第二話 「ペンギン・ハイウェイ」を南下して、オアマルへ
クライストチャーチでひと晩を過ごし、翌朝、国道1号線を南下して、オアマルという海辺の町を目指した。
南へ向かう国道1号と、その先に続く海岸線の道路を、僕は「ペンギン・ハイウェイ」と呼ぶことにした。
途中、ティマルという小さな町で、昼ごはん。雰囲気のいいカフェやレストランが並んでいるストリートがあったけど、僕は、町外れの地元の人しか寄らないだろう、薄汚れたカフェへ。

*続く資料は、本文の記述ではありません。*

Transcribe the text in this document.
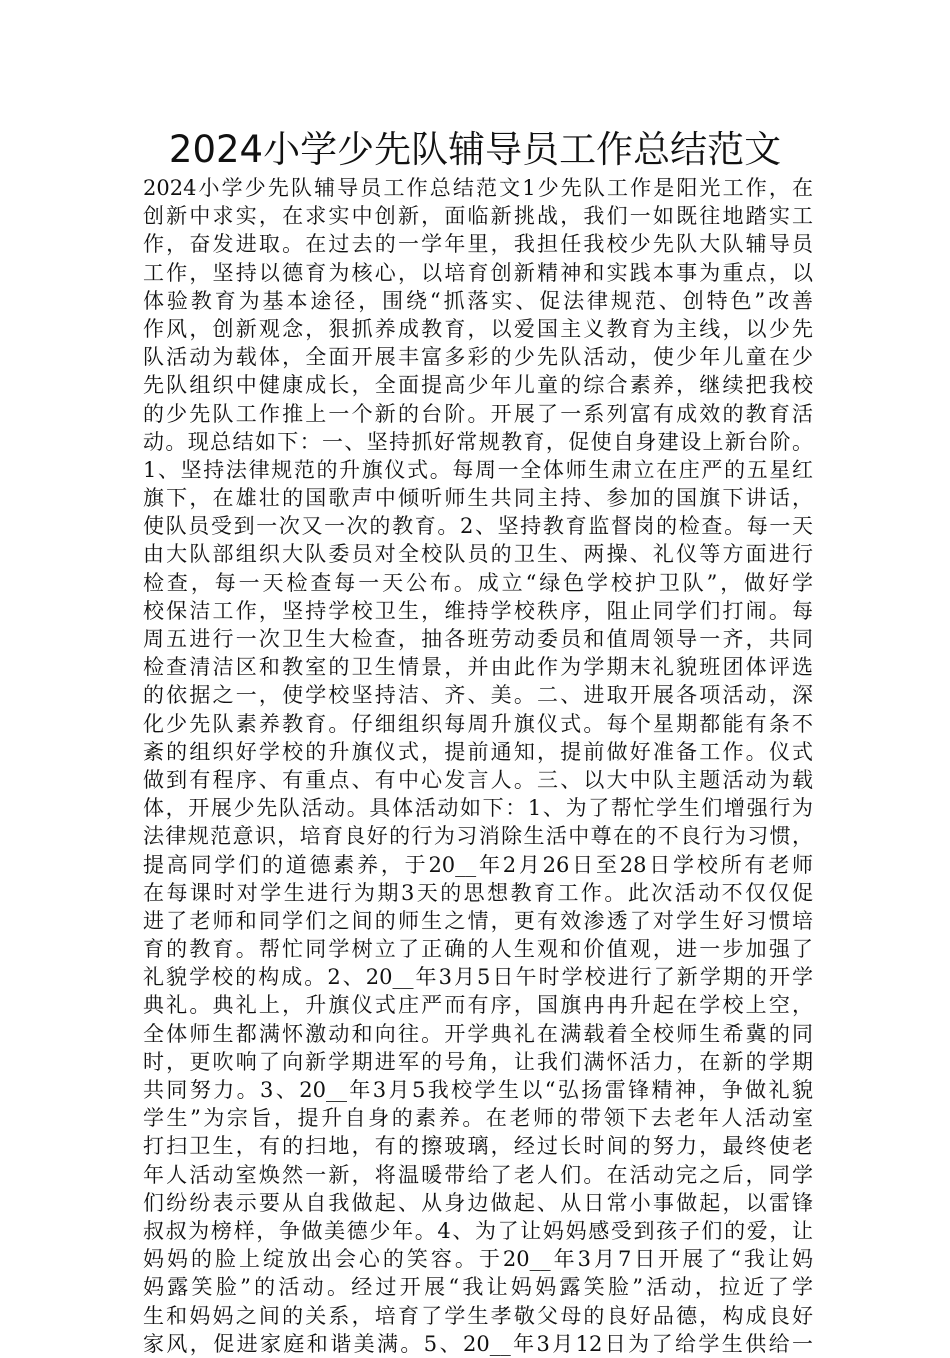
2024小学少先队辅导员工作总结范文
2024小学少先队辅导员工作总结范文1少先队工作是阳光工作，在
创新中求实，在求实中创新，面临新挑战，我们一如既往地踏实工
作，奋发进取。在过去的一学年里，我担任我校少先队大队辅导员
工作，坚持以德育为核心，以培育创新精神和实践本事为重点，以
体验教育为基本途径，围绕“抓落实、促法律规范、创特色”改善
作风，创新观念，狠抓养成教育，以爱国主义教育为主线，以少先
队活动为载体，全面开展丰富多彩的少先队活动，使少年儿童在少
先队组织中健康成长，全面提高少年儿童的综合素养，继续把我校
的少先队工作推上一个新的台阶。开展了一系列富有成效的教育活
动。现总结如下：一、坚持抓好常规教育，促使自身建设上新台阶。
1、坚持法律规范的升旗仪式。每周一全体师生肃立在庄严的五星红
旗下，在雄壮的国歌声中倾听师生共同主持、参加的国旗下讲话，
使队员受到一次又一次的教育。2、坚持教育监督岗的检查。每一天
由大队部组织大队委员对全校队员的卫生、两操、礼仪等方面进行
检查，每一天检查每一天公布。成立“绿色学校护卫队”，做好学
校保洁工作，坚持学校卫生，维持学校秩序，阻止同学们打闹。每
周五进行一次卫生大检查，抽各班劳动委员和值周领导一齐，共同
检查清洁区和教室的卫生情景，并由此作为学期末礼貌班团体评选
的依据之一，使学校坚持洁、齐、美。二、进取开展各项活动，深
化少先队素养教育。仔细组织每周升旗仪式。每个星期都能有条不
紊的组织好学校的升旗仪式，提前通知，提前做好准备工作。仪式
做到有程序、有重点、有中心发言人。三、以大中队主题活动为载
体，开展少先队活动。具体活动如下：1、为了帮忙学生们增强行为
法律规范意识，培育良好的行为习消除生活中尊在的不良行为习惯，
提高同学们的道德素养，于20__年2月26日至28日学校所有老师
在每课时对学生进行为期3天的思想教育工作。此次活动不仅仅促
进了老师和同学们之间的师生之情，更有效渗透了对学生好习惯培
育的教育。帮忙同学树立了正确的人生观和价值观，进一步加强了
礼貌学校的构成。2、20__年3月5日午时学校进行了新学期的开学
典礼。典礼上，升旗仪式庄严而有序，国旗冉冉升起在学校上空，
全体师生都满怀激动和向往。开学典礼在满载着全校师生希冀的同
时，更吹响了向新学期进军的号角，让我们满怀活力，在新的学期
共同努力。3、20__年3月5我校学生以“弘扬雷锋精神，争做礼貌
学生”为宗旨，提升自身的素养。在老师的带领下去老年人活动室
打扫卫生，有的扫地，有的擦玻璃，经过长时间的努力，最终使老
年人活动室焕然一新，将温暖带给了老人们。在活动完之后，同学
们纷纷表示要从自我做起、从身边做起、从日常小事做起，以雷锋
叔叔为榜样，争做美德少年。4、为了让妈妈感受到孩子们的爱，让
妈妈的脸上绽放出会心的笑容。于20__年3月7日开展了“我让妈
妈露笑脸”的活动。经过开展“我让妈妈露笑脸”活动，拉近了学
生和妈妈之间的关系，培育了学生孝敬父母的良好品德，构成良好
家风，促进家庭和谐美满。5、20__年3月12日为了给学生供给一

壁にかけられたメニューの黒板を見ても、読めない。達筆(?)の筆記体なので、なんて書いてあるか、ほとんど分からないのだ。分かっても、知らない料理が多いだろうけど。
とりあえず、いかにも常連という感じのおっさんが食べているものを見て、「同じものを」と注文して、カウンターの席へ座った。おっさんから、ひとつ席を空けて。
「これ、うまいんだぞ」と、野球帽をかぶったままのおっさんは、自分の皿を指差す。「リッチー(たぶん、店主の名前)のこれを食わなきゃ、ここに来た意味がない」みたないことを言いながら、皺深く笑う。映画「ワイルドバンチ」のウォーレン・オーツのように。
このサンドウィッチが、大正解。
ローストビーフがたっぷり詰まっている。ソースは、甘味と酸味が同居。野菜の量も多からず少なからず。ライ麦パンは、軽くトーストされている。コーヒーは、ふつうだったけど……。
いまの時代、はじめて訪れる場所でも、おいしいものを食べたいと思ったなら、すぐに検索で探し出すことができる。ニュージーランドの小さな町でも、それは同じだ。
この国に着くなり、わがiPhoneのSIMカードを入れ替えたので、たいていのところで使える。
「でもな」と、“オールド・スクール(old skool)”の僕は思うのだ。
できる限り、直感で生きてみよう、と。とくに、旅へ出ているときは。
オアマルの町は、古い建造物が並んでいた。
まるで、19世紀のビクトリア時代のように(とはいえ、19世紀に生きていたわけではないし、そもそもイギリスへも行ったことはないけど)。
なんでも、ここは良質の石灰岩(オアマル・ストーンと呼ばれている)が産出されるらしく、19世期の建築物がいたるところに残っている。
そんな建物を、眺めたり、その石の壁に触れたりすると、「本気で建てるなら、200年たっても300年たってもまだまだ現役で暮らせる建物が、当たり前やろ」という思いが、伝わってくる。石灰岩の頑固、職人の気迫、そして国民のアイデンティティ、が強く感じられる建築物たちだ。
オアマルへ来るまで、この町のことは知らなかった。ここへ来たのは、この町の外れにペンギンのコロニーがある、と聞いたからだ。
道路には、「ペンギン横断注意!」の標識がある。夜になると、ペンギンがぞろぞろと帰ってくる浜がある、という。
ペンギンが帰ってくるまで、海辺に建つクラフトビールのブルワリーで、待つことにしよう。